Are Treasurys risky?
Treasurys are considered low risk investments because they're backed by a promise from the US government to repay the bond's face value amount plus interest. That promise in turn is backed by the government's ability to raise the money necessary to make those payments through taxes, as well as by the relative strength of the US economy.
They are also some of the most widely traded of all securities. That makes it easy to buy and sell them at the price you expect to pay or receive, which is not the case for some other types of bonds. Bear in mind, though, that Treasury prices in the market are always changing and you could lose principal if you sell your Treasury bonds before they mature.
Inflation is also a concern for those who look to Treasurys for income. Yields are higher than they have been for a long time, but so is inflation. If you want the benefits of Treasurys but believe that inflation is likely to remain high, or even increase, you may want to consider Treasury Inflation-Protected Securities (TIPS), whose yields adjust based on changes to the consumer price index.
How to add Treasurys to your portfolio
If you’ve decided that you want Treasurys, your next decision may be what kind of Treasurys to buy. As with other types of bonds, one of the most important differences among the various types of bonds is the length of time before they mature. Typically, bonds with longer maturities pay higher yields as compensation for the fact that they lock up your cash for a longer period of time. However, over the past year, shorter-term Treasurys have been paying higher yields than longer-term bonds, due to investors' concerns about the direction of the economy. This unusual situation may increase the appeal of shorter-term bonds.
Besides the question of which maturities you may want, you'll also need to consider whether to buy newly issued individual bonds from the US Treasury, existing individual bonds in what is known as the secondary market, or shares of a mutual fund or ETF that holds Treasury bonds.
Newly issued bonds are offered at regularly-scheduled auctions held by the Treasury. The price you pay—and the yield you receive—of a new-issue Treasury bond reflects what others are paying at the auction and may differ slightly from what you may have expected to pay and receive.
If you don’t want to wait for the next scheduled auction of new bonds, you can buy existing bonds. If you choose the secondary market, you’ll receive a quote that tells you the price you will pay and the yield you will receive. Whether you choose new or used, Treasury securities are backed by the full faith and credit of the US government and both types of orders can be placed through Fidelity.
You can also get exposure to Treasury securities through mutual funds and ETFs whose managers buy and sell Treasurys in the course of managing these funds. Many funds use Treasurys to provide ballast for their overall volatility and offset exposure to potentially higher-yielding but more volatile bonds and stocks.
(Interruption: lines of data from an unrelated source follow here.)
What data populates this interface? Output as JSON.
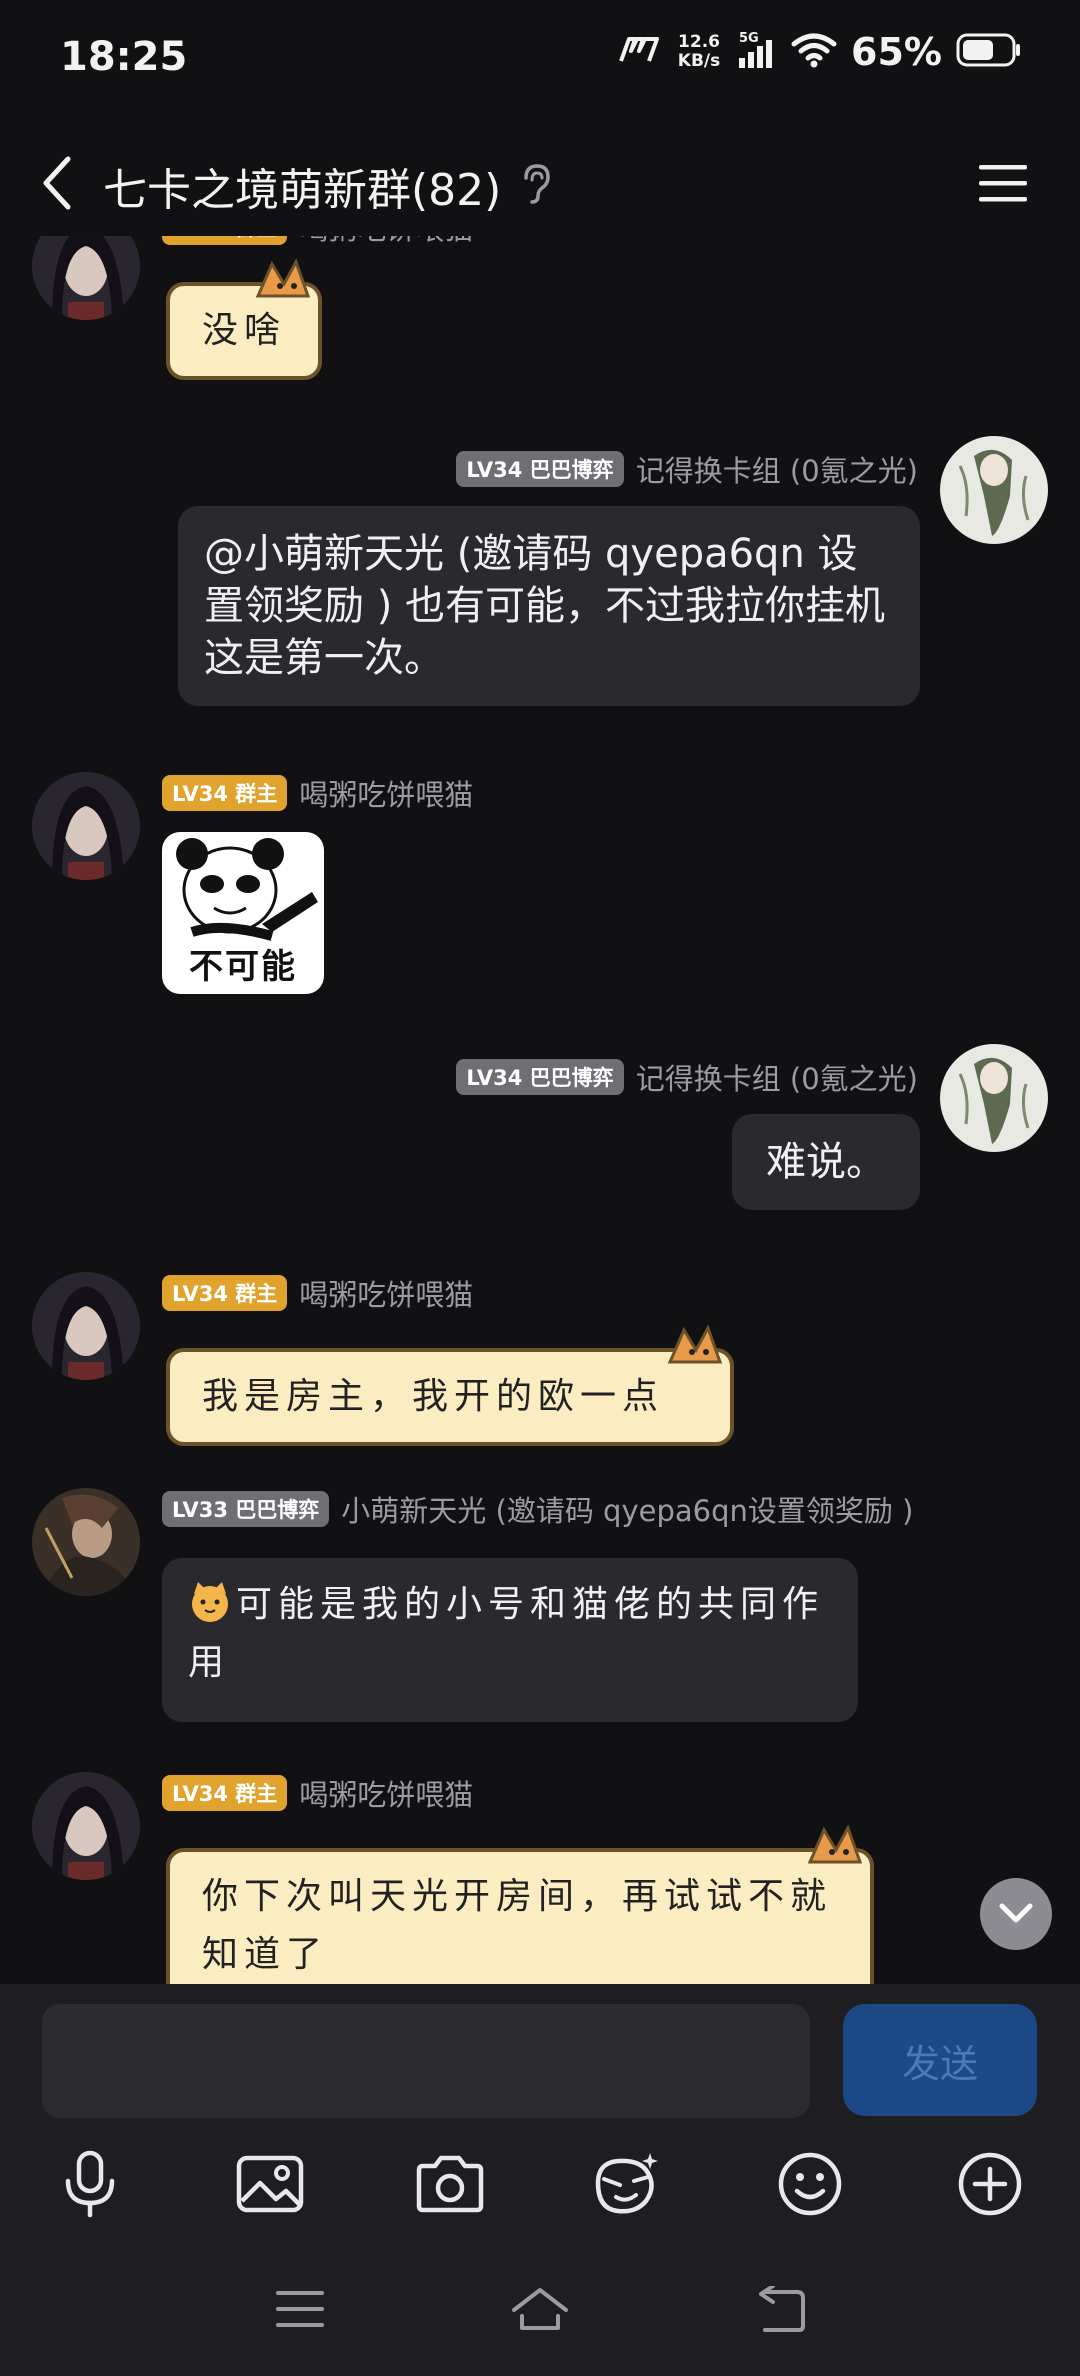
{
  "status_bar": {
    "time": "18:25",
    "net_speed_value": "12.6",
    "net_speed_unit": "KB/s",
    "network_type": "5G",
    "battery": "65%"
  },
  "header": {
    "title": "七卡之境萌新群(82)"
  },
  "messages": [
    {
      "sender": "喝粥吃饼喂猫",
      "badge": "LV34 群主",
      "text": "没啥"
    },
    {
      "sender": "记得换卡组 (0氪之光)",
      "badge": "LV34 巴巴博弈",
      "text": "@小萌新天光 (邀请码 qyepa6qn 设置领奖励 ) 也有可能，不过我拉你挂机这是第一次。"
    },
    {
      "sender": "喝粥吃饼喂猫",
      "badge": "LV34 群主",
      "sticker_caption": "不可能"
    },
    {
      "sender": "记得换卡组 (0氪之光)",
      "badge": "LV34 巴巴博弈",
      "text": "难说。"
    },
    {
      "sender": "喝粥吃饼喂猫",
      "badge": "LV34 群主",
      "text": "我是房主，我开的欧一点"
    },
    {
      "sender": "小萌新天光 (邀请码 qyepa6qn设置领奖励 )",
      "badge": "LV33 巴巴博弈",
      "text": "可能是我的小号和猫佬的共同作用"
    },
    {
      "sender": "喝粥吃饼喂猫",
      "badge": "LV34 群主",
      "text": "你下次叫天光开房间，再试试不就知道了"
    }
  ],
  "input": {
    "placeholder": "",
    "send_label": "发送"
  },
  "colors": {
    "background": "#111114",
    "owner_badge": "#e0a32e",
    "member_badge": "#6e6e74",
    "send_button": "#1c4a86",
    "cat_bubble": "#fbecc2"
  },
  "icons": {
    "toolbar": [
      "microphone-icon",
      "image-icon",
      "camera-icon",
      "magic-face-icon",
      "smiley-icon",
      "plus-circle-icon"
    ],
    "system": [
      "menu-icon",
      "home-icon",
      "back-icon"
    ]
  }
}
That ability to offset unwelcome behavior from other assets in a portfolio may be even more valuable if the economy slows as it shows some signs of doing. Stocks, high-yield bonds and other more volatile types of investments have historically also struggled when economic conditions have worsened, while Treasurys and other high-quality bonds have performed better. Jeff Moore, manager of the Fidelity Investment-Grade Bond Fund, expects that history could well repeat in the next downturn. "I have bought 10-year Treasury bonds and 10-year bonds from good quality companies because they were yielding 4.25% to 7%. Even if you feel like there's a recession coming, these should be fine," he says.